Jones, William Ambrose
JONES, WILLIAM AMBROSE
Bishop, missionary; b. Cambridge, New York, July 21, 1865; d. Philadelphia, Pennsylvania, Feb. 17, 1921. After joining the Augustinians in 1886 at Villanova, Pennsylvania, he made his religious profession on Feb. 6, 1887, and was ordained in Philadelphia by Archbishop Patrick J. Ryan in 1890. Having been assigned first to parishes in Philadelphia and Atlantic City, New Jersey, he was master of novices and clerics at Villanova from 1896 to 1899. Following the Spanish–American War an appeal was made for American clerics to go to Cuba, and Jones was sent to Havana in January of 1899 to take charge of an old church called San Agustín (Spanish Augustinians had been in Cuba since the early 17th century).
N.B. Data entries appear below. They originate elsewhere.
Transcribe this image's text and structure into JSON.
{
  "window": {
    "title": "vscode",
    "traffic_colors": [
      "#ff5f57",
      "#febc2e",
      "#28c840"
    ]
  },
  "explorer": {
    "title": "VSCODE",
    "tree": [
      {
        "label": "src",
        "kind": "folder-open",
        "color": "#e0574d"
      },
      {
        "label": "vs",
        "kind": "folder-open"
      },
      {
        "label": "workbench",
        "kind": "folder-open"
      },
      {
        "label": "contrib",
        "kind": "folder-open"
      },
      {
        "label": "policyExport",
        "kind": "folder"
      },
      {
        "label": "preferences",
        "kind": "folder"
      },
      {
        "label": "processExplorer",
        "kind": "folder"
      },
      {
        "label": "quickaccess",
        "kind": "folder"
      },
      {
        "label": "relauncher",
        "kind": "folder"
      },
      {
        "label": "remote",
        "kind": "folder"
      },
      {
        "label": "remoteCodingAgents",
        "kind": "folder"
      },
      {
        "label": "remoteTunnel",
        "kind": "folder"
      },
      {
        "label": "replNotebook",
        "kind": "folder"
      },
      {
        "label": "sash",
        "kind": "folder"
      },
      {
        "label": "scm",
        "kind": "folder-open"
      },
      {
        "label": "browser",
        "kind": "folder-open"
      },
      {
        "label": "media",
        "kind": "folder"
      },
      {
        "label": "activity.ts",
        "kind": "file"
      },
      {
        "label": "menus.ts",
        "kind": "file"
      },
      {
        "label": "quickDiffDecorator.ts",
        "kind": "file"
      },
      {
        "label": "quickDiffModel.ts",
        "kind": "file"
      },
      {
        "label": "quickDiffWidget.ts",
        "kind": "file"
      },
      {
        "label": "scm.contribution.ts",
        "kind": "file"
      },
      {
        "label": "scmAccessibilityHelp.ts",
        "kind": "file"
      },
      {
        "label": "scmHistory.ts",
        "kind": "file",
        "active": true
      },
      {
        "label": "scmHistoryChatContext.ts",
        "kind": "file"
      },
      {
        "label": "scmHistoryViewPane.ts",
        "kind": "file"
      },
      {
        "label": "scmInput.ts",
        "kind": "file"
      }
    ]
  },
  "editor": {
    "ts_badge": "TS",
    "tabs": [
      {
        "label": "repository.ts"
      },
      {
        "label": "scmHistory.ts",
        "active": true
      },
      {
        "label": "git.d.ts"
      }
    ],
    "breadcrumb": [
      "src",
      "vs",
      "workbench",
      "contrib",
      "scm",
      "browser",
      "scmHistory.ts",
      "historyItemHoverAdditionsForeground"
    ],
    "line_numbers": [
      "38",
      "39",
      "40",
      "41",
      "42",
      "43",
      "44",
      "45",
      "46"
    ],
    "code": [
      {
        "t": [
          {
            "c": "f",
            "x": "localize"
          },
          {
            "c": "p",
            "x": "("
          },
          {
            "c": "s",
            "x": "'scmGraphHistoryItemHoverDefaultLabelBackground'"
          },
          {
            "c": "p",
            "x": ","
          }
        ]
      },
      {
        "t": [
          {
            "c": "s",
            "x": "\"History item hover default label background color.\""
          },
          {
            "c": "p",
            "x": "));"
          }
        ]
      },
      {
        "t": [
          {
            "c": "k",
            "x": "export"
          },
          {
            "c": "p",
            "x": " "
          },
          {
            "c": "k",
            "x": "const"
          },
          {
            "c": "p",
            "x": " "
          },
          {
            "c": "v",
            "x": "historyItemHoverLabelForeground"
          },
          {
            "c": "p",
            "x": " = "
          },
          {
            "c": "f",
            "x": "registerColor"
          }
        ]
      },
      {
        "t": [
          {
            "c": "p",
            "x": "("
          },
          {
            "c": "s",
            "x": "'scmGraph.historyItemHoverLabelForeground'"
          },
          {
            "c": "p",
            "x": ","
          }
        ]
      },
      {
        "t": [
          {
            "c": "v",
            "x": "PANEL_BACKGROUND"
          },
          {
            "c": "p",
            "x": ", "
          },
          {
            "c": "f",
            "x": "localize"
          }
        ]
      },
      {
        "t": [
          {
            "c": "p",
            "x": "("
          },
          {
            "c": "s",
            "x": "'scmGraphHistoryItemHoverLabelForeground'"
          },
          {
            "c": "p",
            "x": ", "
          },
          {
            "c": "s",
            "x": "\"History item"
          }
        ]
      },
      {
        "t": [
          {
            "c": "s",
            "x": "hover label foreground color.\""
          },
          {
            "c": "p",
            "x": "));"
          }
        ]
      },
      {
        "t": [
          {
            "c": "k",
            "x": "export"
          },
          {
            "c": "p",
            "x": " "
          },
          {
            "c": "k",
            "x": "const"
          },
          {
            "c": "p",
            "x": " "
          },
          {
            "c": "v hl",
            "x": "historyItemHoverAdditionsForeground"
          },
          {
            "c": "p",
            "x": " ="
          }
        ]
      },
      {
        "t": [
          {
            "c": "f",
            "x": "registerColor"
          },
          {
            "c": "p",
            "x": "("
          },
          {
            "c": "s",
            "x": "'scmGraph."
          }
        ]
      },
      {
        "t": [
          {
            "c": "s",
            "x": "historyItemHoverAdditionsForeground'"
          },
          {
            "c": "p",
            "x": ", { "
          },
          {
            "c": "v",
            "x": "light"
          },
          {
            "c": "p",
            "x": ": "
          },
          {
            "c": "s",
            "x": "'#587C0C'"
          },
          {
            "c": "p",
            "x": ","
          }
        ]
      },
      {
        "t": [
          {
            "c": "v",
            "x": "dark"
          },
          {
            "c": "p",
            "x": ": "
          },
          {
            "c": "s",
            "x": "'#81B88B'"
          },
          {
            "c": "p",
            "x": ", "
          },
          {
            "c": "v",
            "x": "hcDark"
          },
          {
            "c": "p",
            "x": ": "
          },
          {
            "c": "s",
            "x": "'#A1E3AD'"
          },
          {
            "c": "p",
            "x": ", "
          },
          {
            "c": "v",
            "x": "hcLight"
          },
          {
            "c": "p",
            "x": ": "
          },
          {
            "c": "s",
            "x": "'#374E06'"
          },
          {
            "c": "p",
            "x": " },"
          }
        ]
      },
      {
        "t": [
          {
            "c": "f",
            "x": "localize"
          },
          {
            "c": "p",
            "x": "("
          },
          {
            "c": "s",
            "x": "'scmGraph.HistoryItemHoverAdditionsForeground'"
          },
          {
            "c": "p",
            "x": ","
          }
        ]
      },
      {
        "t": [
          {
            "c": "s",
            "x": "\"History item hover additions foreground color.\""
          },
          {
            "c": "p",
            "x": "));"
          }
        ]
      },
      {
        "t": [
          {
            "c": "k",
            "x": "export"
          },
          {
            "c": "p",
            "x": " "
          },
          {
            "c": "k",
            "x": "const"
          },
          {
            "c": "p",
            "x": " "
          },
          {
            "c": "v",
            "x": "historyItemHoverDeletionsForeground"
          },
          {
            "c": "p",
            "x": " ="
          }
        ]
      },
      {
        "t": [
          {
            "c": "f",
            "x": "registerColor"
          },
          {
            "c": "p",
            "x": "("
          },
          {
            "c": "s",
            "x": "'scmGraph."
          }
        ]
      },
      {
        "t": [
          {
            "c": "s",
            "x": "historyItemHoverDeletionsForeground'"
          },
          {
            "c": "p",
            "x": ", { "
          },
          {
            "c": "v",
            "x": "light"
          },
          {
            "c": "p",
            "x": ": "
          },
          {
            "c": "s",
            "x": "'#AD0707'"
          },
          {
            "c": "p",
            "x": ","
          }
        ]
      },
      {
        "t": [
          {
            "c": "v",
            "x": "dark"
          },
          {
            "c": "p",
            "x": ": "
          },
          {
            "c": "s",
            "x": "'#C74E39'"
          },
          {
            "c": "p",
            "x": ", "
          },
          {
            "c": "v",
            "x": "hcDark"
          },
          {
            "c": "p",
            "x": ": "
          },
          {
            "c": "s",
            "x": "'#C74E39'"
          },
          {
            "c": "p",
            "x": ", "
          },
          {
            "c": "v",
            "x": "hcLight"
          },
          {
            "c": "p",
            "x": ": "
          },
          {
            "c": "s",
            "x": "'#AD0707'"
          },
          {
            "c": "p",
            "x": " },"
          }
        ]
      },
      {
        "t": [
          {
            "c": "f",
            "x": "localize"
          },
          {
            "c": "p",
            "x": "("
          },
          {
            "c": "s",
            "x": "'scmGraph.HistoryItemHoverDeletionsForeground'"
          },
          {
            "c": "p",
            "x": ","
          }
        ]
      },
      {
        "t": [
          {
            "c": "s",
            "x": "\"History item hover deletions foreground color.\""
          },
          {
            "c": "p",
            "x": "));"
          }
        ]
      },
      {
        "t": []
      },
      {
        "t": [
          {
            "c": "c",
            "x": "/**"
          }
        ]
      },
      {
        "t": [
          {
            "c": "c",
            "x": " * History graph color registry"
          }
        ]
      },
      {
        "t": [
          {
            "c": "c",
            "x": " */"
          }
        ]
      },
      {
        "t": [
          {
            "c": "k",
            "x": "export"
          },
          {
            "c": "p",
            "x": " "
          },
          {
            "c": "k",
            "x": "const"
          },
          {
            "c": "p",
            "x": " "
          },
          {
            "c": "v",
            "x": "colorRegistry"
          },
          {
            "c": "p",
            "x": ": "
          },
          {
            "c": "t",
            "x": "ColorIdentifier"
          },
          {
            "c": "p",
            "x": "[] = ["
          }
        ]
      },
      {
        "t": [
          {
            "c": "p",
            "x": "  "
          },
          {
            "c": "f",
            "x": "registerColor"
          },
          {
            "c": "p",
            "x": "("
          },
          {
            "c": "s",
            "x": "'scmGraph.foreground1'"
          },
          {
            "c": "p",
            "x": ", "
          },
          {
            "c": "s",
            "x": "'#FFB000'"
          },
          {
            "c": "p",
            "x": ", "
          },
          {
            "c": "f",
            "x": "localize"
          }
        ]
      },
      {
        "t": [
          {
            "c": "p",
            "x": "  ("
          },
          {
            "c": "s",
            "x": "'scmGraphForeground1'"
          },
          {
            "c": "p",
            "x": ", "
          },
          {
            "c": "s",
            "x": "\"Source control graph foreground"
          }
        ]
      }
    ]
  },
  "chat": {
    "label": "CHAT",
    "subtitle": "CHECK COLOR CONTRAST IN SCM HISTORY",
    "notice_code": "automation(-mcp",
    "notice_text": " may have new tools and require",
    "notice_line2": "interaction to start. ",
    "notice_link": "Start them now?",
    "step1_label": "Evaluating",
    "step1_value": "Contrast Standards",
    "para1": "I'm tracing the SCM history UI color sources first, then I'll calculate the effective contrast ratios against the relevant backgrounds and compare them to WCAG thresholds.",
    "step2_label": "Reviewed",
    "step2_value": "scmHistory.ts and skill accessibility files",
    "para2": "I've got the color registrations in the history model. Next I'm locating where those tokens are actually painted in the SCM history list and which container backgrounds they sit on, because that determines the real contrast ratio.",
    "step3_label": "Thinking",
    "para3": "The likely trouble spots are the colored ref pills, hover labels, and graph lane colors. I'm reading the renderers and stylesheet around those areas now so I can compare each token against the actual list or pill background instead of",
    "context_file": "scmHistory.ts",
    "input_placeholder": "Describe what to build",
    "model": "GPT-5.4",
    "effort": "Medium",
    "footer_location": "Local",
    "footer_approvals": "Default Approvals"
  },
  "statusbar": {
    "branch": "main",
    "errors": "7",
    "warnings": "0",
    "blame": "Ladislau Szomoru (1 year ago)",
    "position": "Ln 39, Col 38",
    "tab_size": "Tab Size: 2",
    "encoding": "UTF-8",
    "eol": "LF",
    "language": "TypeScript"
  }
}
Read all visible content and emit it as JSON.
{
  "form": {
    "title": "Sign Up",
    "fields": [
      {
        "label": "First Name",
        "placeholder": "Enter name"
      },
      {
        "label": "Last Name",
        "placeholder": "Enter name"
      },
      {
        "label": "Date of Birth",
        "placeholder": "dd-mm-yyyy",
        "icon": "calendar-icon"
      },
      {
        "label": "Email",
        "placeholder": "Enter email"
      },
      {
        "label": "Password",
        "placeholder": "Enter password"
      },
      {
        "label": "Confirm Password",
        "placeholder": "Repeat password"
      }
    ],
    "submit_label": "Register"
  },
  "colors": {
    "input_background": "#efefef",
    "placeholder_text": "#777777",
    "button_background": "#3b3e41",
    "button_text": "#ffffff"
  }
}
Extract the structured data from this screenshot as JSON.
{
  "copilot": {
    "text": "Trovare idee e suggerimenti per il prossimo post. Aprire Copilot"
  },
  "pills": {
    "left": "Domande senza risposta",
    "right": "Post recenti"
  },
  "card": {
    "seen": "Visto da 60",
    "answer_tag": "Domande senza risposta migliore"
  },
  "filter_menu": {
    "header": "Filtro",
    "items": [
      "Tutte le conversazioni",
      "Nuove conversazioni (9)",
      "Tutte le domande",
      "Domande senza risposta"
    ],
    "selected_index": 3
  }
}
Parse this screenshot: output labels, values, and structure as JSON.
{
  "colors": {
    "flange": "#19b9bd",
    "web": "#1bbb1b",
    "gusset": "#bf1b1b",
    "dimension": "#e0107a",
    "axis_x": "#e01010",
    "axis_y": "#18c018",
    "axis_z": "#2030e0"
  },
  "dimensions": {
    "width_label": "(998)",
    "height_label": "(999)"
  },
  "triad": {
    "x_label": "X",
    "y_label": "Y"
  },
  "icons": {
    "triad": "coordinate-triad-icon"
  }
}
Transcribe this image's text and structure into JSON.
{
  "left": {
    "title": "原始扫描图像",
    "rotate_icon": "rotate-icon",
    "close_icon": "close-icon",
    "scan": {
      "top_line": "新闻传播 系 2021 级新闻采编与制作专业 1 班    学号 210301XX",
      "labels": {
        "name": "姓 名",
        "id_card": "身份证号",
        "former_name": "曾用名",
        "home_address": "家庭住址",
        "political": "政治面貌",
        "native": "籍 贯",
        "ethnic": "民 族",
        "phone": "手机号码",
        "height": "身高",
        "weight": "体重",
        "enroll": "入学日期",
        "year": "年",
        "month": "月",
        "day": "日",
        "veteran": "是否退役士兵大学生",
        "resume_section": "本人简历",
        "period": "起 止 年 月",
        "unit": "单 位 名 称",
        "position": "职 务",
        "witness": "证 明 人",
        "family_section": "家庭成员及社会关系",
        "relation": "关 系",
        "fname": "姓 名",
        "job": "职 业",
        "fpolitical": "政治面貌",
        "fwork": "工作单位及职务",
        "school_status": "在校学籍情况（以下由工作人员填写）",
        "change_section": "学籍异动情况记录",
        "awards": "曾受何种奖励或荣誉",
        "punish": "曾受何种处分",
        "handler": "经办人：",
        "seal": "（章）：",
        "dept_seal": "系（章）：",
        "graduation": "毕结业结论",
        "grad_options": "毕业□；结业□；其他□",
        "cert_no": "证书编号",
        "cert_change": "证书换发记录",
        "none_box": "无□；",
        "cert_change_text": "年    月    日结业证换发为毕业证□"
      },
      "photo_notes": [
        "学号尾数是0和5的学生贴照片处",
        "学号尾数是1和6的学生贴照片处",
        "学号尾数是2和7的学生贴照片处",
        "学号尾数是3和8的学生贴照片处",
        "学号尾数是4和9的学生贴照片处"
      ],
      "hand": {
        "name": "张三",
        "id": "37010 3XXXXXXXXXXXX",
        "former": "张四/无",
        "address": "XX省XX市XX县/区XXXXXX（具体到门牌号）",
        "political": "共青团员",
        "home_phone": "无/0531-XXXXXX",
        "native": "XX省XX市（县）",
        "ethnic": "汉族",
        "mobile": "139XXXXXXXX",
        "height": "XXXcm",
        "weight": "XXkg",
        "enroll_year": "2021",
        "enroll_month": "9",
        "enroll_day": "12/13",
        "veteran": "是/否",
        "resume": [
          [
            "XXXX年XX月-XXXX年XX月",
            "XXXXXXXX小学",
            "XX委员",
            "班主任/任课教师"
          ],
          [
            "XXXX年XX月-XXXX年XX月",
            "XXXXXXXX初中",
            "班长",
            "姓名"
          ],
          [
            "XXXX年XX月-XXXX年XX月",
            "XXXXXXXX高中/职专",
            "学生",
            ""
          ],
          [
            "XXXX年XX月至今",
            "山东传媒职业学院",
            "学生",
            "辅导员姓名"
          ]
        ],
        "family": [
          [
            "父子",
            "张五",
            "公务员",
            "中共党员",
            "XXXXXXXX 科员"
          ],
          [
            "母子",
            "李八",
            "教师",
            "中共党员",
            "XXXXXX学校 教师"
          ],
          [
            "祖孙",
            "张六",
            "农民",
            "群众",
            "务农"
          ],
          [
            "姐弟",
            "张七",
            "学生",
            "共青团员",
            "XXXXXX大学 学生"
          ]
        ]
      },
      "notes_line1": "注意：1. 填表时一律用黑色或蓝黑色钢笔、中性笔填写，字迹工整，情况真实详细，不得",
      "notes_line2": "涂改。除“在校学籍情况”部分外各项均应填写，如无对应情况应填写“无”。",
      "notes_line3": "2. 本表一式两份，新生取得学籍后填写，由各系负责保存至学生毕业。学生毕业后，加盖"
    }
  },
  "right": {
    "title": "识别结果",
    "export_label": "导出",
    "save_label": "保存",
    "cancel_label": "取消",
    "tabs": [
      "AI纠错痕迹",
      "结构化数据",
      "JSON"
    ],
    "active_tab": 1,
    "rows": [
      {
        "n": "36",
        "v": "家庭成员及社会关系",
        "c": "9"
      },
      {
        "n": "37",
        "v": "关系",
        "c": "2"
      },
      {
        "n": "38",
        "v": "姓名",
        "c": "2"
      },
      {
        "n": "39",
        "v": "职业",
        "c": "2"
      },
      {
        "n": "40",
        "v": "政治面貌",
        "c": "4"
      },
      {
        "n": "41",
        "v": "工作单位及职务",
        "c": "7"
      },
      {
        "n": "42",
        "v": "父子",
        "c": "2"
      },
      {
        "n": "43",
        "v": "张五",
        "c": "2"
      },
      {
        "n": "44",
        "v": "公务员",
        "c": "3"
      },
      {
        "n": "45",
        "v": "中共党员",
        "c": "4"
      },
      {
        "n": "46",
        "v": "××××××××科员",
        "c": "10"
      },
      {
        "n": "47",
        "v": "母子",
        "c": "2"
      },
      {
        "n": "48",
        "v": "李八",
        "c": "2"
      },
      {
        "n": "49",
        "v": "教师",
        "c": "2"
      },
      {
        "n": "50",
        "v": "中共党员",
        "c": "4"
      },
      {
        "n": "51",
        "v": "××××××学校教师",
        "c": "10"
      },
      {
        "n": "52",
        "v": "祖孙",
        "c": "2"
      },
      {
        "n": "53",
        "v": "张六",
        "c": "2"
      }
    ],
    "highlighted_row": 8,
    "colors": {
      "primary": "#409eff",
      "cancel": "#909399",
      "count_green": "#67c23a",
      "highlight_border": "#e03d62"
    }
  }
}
Two years later he opened the Colegio San Augustín, and in 1903 he assumed care of the church known as El Cristo. Jones's Cuban mission later developed into three parishes and a pontifical university (St. Thomas of Villanova, which was confiscated by the Castro government in April 1961). In 1906 he was appointed bishop of San Juan, Puerto Rico. When he was consecrated in Havana on Feb. 24, 1907, he became the second American bishop in Puerto Rico, succeeding James H. Blenk, SM (1899–1906).